В сейфе была коробка с сигарами, бутылка старого дорогого коньяка, несколько жетонов на сто франков в потрепанном кошельке — сувенир из первой поездки в Монте-Карло... Он взял их, погладил и подкинул в ладони:

— Достань листок из желтого конверта, дорогая, и читай, только медленно и отчетливо...

Элен читала:

— «Семнадцать тысяч акций “Бразилиан матч корпорейшн”...»

Он закрыл лицо руками и тихо, глухим и монотонным голосом сказал:

— Банкрот...

— «Сталелитейный завод в Бельгии... двадцать две тысячи акций...»

— Ликвидация по решению суда...

— «Водолечебницы в Санта-Барбаре... двенадцать тысяч акций...»

— Банкрот...

— «Казино в Бельвю... пять тысяч акций...»

Он не ответил, лишь пожал плечами и устало улыбнулся; она продолжала читать, и на каждое название он отвечал монотонным мрачным голосом:

— Тут уж ничего не поделаешь...

Элен медленно сложила лист:

— Это все, папа...

— Ладно, — сказал он, — спасибо, дочка... Иди спать, уж поздно... Ну что ж? Это не моя вина, я бы вовек не поверил, что кончу так скоро... Как быстро пролетает жизнь...

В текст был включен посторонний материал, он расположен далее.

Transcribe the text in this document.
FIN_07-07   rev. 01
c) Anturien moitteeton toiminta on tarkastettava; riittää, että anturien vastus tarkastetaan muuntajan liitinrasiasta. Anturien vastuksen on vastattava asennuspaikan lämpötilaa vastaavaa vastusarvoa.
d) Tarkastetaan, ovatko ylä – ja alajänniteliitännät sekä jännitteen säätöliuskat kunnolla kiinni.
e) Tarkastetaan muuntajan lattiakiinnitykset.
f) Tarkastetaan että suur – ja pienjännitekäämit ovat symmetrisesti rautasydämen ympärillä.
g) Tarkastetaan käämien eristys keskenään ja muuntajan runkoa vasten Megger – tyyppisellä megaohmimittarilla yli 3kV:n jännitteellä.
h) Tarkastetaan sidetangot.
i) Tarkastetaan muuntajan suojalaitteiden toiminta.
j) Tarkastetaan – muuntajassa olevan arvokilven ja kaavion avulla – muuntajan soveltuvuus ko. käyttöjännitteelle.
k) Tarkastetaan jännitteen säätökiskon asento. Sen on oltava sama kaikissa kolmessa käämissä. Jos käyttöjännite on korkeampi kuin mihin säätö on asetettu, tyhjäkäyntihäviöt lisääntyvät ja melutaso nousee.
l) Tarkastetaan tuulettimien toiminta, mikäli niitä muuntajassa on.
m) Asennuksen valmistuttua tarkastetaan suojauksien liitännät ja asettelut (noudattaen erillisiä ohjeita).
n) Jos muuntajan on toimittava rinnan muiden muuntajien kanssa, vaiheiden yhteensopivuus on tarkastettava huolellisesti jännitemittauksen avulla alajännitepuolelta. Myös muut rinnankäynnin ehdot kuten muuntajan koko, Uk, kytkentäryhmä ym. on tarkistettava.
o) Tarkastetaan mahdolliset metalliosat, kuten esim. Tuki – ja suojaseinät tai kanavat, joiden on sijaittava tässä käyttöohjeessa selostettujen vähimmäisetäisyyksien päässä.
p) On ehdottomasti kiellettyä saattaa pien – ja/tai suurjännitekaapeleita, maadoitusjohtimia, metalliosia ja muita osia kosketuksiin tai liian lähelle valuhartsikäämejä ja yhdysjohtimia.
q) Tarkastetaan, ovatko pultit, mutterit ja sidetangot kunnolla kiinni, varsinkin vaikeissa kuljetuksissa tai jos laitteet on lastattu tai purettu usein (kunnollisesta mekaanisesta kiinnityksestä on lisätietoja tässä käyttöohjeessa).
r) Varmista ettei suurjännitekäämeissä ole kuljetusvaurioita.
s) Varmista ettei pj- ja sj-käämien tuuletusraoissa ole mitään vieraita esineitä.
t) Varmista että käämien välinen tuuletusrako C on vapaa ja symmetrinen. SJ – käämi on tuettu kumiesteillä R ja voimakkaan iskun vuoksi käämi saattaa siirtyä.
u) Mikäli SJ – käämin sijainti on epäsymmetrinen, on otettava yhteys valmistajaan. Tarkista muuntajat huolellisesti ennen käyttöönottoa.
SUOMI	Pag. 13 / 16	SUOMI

Элен оставила его; с тех пор как отец заболел, он спал один, в другом крыле дома, и с наступлением ночи не выходил в гостиную, где по наказу доктора для очищения воздуха окна оставляли отворенными круглые сутки. Элен пошла к себе. В комнате матери горел свет. Услышав странные звуки, словно ножницами резали толстую пачку бумаг, она быстро глянула из ванной комнаты в стеклянную дверь. Белла, полуголая, сидела на кровати, лицо ее было перед сном густо намазано кремом, подбородок подтянут резиновой лентой. Она держала на коленях стопку аккуратно сложенных бумаг, на которых Элен успела прочесть «Банк “Национальный кредит”...», и, старательно отрезая ножницами купоны, складывала их в конверт.

22

Прощай, прекрасная грешница (ит.).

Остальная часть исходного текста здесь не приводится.